Although B cell receptor (BCR) signalling has been implicated in B cell lymphomas, functional genetic evidence has been lacking. Staudt and colleagues now demonstrate that chronic active BCR signalling is required for the survival of the activated B cell (ABC) subtype of diffuse large B cell lymphoma (DLBCL). They also identified somatic mutations in the proximal BCR subunits CD79A and CD79B that contribute to BCR activation in ABC DLBCLs. The results indicate that targeting this oncogenic BCR signalling pathway could be of therapeutic value.

Tumorigenesis

Deubiquitinase USP9X stabilizes MCL1 and promotes tumour cell survival Schwickart, M. et al. Nature 20 Dec 2009 (doi:10.1038/nature08646)
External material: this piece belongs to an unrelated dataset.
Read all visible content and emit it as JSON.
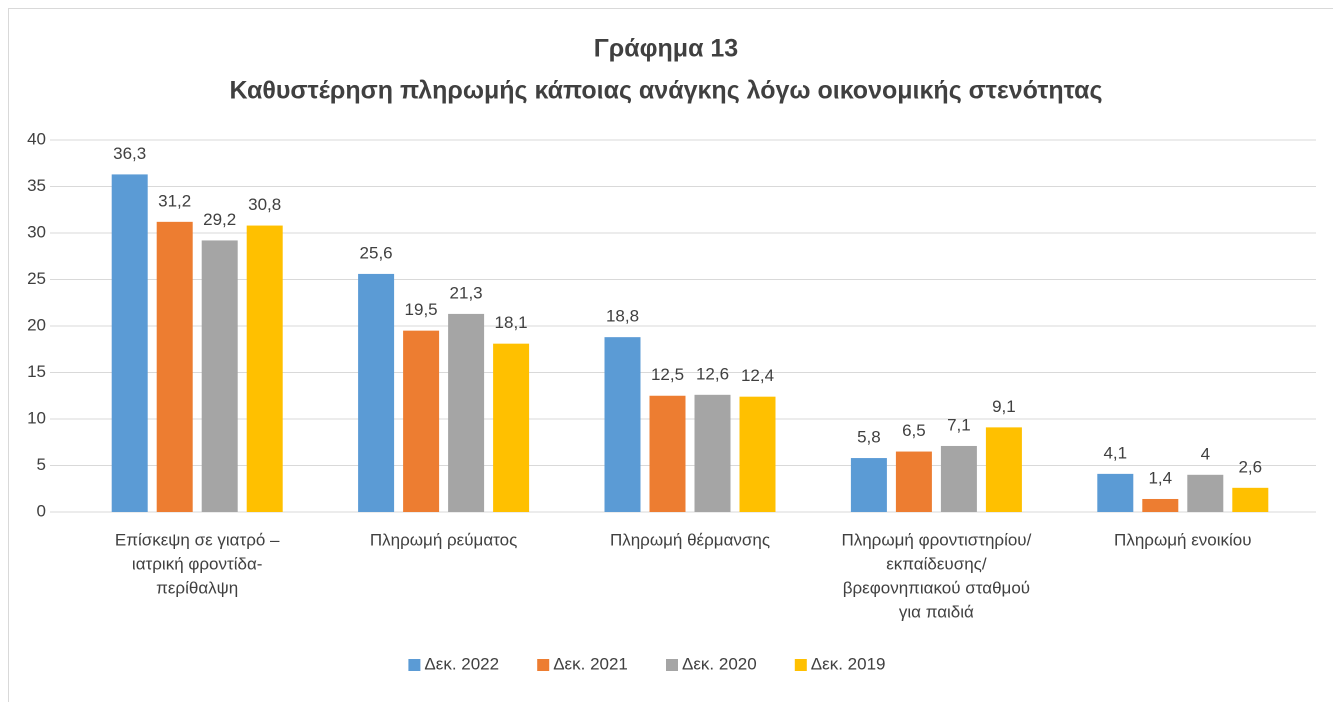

The pro-survival BCL2 family member MCL1 is overexpressed and contributes to chemoresistance and disease relapse in multiple myeloma and chronic myeloid leukaemia. Dixit and colleagues show that MCL1 levels are regulated through the deubiquitinase USP9X, which binds and removes the ubiquitin chains that normally target MCL1 for degradation. They found that USP9X expression correlates with MCL1 expression and is also a prognostic indicator. Knock down of USP9X increased MCL1 degradation and improved the cytotoxicity induced by the BH3 mimetic ABT-737, suggesting that therapeutic targeting of USP9X might be beneficial.